Armenia -- Local Council meeting in Antarashen, 08Mar2016

Seasonal labor migration of men in an Armenian village has left women in control of the local administration body.

For two years now all members of the local council in Antarashen are women. The only man in the village administration is mayor Rafik Kharatian. In a country where women have limited representation in government bodies, the male official says working with only women in running the community is a lot easier.

“They understand things better, they attend the [council] sessions and really work,” says the leader of a community in Armenia’s northern Lori province, which is home to approximately 260 residents.

Outmigration of particularly adult male population is a problem common in many villages and towns in Armenia’s economically depressed northern provinces. In Antarashen, however, the sex ratio appears to be particularly extreme.

Armenia -- Antarashen Mayor Rafik Kharatian

Kharatian, a man in his sixties, says he’d like to make presents to all councilwomen on the occasion of International Women’s Day, which is marked on March 8 and is a public holiday in Armenia. “But there is no extra money in the community budget for that purpose,” he regrets.

Residents in Antarashen say their village used to be prosperous during the Soviet times as they raised animals with valuable hides. In the post-Soviet reality and market relations, however, animal husbandry does not appear that profitable an industry, while the soil around the mountainous village is not fertile enough for farming. As a result, an estimated half of all community residents, virtually all working-age men, are now in Russia doing seasonal migrant jobs. Local families mainly live off the remittances wired back home by their male relatives from abroad.

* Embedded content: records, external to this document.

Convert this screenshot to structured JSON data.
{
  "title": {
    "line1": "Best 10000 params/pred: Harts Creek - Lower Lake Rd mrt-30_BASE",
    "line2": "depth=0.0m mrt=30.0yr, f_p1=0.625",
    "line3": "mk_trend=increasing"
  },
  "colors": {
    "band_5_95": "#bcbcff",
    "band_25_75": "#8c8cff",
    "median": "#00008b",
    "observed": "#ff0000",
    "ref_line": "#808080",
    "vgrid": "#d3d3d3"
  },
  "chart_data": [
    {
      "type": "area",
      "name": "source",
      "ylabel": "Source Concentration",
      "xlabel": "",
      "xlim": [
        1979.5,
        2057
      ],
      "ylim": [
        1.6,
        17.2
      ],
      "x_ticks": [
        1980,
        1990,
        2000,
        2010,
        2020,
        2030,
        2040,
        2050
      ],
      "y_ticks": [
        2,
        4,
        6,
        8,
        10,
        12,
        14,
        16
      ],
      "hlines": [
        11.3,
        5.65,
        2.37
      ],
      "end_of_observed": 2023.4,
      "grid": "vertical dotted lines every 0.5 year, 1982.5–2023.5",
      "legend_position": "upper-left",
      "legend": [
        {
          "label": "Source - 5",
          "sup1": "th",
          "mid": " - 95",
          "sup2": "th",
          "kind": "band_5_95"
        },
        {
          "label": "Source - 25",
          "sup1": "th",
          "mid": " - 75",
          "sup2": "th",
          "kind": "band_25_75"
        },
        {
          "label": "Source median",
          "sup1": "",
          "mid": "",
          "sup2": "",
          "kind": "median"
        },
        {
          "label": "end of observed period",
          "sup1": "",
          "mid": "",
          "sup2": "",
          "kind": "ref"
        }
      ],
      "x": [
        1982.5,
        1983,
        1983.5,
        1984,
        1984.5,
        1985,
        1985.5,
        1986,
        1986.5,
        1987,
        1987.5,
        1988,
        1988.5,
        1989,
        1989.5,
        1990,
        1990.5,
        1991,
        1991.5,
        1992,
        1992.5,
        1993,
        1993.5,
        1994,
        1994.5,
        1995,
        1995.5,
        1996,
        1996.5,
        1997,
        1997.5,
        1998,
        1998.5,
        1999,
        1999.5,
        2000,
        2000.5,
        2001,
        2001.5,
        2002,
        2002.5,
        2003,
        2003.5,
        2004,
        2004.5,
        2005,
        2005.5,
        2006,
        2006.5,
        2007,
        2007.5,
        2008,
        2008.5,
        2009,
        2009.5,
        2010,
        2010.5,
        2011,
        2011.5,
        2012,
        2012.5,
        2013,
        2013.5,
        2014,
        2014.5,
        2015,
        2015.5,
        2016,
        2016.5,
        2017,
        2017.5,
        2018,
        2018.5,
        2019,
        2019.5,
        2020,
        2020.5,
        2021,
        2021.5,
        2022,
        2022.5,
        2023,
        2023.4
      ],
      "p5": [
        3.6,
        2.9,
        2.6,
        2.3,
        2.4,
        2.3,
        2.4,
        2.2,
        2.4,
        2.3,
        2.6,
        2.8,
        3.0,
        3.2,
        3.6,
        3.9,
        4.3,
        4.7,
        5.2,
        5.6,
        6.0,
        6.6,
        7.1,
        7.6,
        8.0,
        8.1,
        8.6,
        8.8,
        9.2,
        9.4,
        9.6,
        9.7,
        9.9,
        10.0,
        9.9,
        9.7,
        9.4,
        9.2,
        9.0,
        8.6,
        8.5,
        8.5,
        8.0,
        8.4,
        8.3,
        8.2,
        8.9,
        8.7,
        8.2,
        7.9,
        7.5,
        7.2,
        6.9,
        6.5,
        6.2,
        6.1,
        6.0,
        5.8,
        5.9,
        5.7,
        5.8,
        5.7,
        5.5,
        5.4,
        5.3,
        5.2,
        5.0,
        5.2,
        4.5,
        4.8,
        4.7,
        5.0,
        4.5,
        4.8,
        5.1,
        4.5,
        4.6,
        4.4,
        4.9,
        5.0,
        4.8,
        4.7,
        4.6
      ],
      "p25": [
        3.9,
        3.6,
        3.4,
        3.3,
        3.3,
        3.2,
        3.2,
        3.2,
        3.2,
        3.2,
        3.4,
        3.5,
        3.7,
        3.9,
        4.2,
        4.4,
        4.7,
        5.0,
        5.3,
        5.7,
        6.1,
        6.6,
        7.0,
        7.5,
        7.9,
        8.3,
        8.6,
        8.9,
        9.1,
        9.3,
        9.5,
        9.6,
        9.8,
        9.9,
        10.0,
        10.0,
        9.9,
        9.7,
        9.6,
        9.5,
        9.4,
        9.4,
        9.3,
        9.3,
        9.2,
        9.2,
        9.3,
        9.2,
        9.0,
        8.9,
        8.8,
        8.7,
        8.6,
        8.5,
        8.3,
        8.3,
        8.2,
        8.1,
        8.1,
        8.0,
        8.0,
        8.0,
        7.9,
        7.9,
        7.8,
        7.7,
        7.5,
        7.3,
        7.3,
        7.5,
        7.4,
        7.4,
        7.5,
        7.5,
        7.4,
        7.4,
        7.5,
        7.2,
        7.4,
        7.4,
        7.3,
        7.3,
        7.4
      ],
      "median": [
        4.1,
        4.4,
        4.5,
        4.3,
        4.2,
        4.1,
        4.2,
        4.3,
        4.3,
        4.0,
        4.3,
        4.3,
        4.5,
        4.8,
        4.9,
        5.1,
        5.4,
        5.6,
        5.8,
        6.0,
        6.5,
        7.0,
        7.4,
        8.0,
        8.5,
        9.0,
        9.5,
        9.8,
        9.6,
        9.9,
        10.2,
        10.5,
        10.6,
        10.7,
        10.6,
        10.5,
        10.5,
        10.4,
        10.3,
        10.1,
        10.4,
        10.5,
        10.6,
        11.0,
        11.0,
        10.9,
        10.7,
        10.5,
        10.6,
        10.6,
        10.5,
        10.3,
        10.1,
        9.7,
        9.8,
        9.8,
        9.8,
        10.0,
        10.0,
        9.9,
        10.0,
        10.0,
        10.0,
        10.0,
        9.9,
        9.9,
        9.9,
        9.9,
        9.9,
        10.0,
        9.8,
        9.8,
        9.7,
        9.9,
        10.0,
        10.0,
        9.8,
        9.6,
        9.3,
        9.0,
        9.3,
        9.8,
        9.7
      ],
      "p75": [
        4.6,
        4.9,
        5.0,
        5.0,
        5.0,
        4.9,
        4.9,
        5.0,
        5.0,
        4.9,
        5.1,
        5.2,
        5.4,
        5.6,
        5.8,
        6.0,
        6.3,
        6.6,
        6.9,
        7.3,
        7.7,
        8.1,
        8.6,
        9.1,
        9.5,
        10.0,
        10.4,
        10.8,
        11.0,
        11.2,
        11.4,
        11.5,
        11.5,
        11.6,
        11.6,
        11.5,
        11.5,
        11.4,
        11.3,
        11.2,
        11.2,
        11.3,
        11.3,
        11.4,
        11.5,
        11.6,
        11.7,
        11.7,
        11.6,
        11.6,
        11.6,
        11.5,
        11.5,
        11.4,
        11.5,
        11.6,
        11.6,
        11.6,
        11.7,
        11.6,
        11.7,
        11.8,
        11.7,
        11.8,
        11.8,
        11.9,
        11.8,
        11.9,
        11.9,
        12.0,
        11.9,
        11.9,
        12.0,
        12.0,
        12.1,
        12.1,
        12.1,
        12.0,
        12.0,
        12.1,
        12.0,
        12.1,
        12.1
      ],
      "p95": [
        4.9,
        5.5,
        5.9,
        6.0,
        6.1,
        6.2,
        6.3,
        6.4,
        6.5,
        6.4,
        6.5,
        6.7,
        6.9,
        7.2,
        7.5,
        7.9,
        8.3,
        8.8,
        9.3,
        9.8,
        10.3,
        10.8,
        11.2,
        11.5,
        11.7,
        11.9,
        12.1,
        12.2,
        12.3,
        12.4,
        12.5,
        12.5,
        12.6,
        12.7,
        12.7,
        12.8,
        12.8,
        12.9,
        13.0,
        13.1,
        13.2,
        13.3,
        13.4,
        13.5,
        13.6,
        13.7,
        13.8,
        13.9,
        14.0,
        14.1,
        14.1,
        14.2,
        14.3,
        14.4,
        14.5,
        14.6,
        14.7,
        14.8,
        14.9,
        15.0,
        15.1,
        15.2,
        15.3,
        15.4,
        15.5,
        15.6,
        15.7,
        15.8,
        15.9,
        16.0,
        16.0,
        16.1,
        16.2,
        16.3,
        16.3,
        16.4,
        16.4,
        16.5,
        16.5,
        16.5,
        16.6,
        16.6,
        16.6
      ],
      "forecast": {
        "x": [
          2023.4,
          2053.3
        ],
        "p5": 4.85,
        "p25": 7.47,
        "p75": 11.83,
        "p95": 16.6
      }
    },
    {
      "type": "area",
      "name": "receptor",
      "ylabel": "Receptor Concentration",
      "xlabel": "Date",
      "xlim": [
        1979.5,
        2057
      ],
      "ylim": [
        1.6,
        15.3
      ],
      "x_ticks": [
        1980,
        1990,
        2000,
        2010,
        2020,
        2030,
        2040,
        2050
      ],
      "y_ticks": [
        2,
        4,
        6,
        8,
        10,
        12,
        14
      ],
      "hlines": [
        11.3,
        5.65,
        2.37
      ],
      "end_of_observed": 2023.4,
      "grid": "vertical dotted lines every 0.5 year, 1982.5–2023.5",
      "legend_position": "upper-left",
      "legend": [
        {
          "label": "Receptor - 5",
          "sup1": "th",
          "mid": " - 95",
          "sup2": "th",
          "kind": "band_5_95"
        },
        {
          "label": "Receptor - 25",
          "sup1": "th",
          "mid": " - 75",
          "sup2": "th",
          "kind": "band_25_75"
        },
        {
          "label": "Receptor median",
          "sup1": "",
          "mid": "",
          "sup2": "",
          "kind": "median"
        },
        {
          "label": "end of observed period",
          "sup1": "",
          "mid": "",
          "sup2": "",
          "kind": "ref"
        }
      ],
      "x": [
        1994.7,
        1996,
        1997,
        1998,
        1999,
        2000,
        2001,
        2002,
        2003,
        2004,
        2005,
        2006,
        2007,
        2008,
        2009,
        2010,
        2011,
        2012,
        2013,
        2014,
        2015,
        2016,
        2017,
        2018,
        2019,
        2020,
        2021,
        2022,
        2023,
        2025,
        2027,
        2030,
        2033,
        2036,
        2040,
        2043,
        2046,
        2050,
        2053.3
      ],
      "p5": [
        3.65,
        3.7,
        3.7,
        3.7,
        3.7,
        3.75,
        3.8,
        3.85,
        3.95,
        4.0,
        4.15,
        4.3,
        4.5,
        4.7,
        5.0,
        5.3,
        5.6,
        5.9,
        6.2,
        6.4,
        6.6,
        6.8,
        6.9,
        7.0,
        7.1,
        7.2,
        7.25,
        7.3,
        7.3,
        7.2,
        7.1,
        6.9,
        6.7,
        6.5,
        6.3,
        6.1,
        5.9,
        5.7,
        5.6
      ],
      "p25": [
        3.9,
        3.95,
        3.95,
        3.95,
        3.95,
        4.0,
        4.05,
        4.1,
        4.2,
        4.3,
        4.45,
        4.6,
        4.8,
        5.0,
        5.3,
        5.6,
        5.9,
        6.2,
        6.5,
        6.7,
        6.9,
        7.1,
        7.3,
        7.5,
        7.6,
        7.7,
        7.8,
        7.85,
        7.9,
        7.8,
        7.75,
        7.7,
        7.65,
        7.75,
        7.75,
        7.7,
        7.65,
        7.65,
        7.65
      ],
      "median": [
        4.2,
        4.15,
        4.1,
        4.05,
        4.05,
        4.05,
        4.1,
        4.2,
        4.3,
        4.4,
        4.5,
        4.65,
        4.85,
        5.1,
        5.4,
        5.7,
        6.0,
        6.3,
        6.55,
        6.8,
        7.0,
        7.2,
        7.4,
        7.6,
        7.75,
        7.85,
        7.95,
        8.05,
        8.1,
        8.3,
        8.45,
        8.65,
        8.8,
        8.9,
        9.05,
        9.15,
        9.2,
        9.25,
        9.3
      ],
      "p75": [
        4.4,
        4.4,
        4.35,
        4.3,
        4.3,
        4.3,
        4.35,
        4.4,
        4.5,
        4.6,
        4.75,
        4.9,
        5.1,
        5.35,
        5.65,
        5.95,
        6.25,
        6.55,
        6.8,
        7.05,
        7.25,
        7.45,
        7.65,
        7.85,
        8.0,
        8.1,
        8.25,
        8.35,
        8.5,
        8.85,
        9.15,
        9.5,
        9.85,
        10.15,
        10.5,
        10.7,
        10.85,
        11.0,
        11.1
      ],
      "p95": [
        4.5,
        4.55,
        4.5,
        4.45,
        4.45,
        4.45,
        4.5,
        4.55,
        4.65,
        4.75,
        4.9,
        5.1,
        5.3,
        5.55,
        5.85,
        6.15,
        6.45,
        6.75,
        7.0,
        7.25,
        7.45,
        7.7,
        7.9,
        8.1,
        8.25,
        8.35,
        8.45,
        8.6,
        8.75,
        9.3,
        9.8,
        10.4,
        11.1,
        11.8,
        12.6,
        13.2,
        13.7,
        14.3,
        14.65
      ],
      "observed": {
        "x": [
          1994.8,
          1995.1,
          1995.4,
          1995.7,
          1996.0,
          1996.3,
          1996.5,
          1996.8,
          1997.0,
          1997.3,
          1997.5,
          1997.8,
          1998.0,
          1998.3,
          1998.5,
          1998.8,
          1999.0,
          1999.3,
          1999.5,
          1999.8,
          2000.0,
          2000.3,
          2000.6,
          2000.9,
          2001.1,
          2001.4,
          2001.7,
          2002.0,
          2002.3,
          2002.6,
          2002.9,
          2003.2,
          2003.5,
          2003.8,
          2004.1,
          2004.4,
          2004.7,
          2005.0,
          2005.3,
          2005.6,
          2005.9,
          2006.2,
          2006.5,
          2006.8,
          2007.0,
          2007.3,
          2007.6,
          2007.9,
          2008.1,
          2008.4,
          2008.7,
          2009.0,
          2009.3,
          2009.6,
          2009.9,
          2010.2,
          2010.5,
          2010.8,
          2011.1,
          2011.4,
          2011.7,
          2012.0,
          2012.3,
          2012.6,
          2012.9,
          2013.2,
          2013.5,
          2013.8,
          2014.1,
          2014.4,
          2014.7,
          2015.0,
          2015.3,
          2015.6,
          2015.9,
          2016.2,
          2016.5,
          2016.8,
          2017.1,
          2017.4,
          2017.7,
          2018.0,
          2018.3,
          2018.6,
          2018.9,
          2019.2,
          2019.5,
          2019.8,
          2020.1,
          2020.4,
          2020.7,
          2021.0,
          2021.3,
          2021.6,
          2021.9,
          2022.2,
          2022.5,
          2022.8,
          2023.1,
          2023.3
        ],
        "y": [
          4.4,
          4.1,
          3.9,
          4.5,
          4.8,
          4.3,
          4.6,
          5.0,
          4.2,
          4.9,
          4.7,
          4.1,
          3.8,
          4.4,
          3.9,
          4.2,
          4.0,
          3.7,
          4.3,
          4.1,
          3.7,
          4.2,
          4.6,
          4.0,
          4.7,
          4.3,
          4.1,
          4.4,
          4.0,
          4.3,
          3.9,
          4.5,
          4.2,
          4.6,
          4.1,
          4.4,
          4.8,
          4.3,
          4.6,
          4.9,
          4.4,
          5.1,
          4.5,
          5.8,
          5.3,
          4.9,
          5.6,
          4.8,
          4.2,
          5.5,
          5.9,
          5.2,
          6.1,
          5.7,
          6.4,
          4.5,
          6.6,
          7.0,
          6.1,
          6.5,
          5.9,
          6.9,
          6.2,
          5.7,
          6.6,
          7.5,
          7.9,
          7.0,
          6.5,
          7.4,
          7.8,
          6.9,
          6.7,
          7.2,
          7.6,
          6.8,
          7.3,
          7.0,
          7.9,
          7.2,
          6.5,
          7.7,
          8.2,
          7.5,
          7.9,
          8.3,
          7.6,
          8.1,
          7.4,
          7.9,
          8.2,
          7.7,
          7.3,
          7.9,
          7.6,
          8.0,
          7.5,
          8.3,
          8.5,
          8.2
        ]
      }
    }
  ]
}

Members of the all-women council of Antarashen complain that despite all their efforts they still can’t find solutions to even the most vital problems of the community where there is no school or kindergarten. The village situated some 16 kilometers from the regional center of Vanadzor does not even have a store of its own where the locals could buy essential goods. Antarashen residents have to walk several kilometers down a rundown road every day to the neighboring village of Lermontov to buy bread and other staples.

Sessions of the village council in Antarashen are held inside a dilapidated building, which hasn’t been repaired for two decades now. Only a relevant sign prompts that it is a local administration building. Guests are extremely rare in Antarashen and government officials do not normally visit this area. Still, the village’s head and several members of its council are affiliated with the ruling Republican Party of Armenia.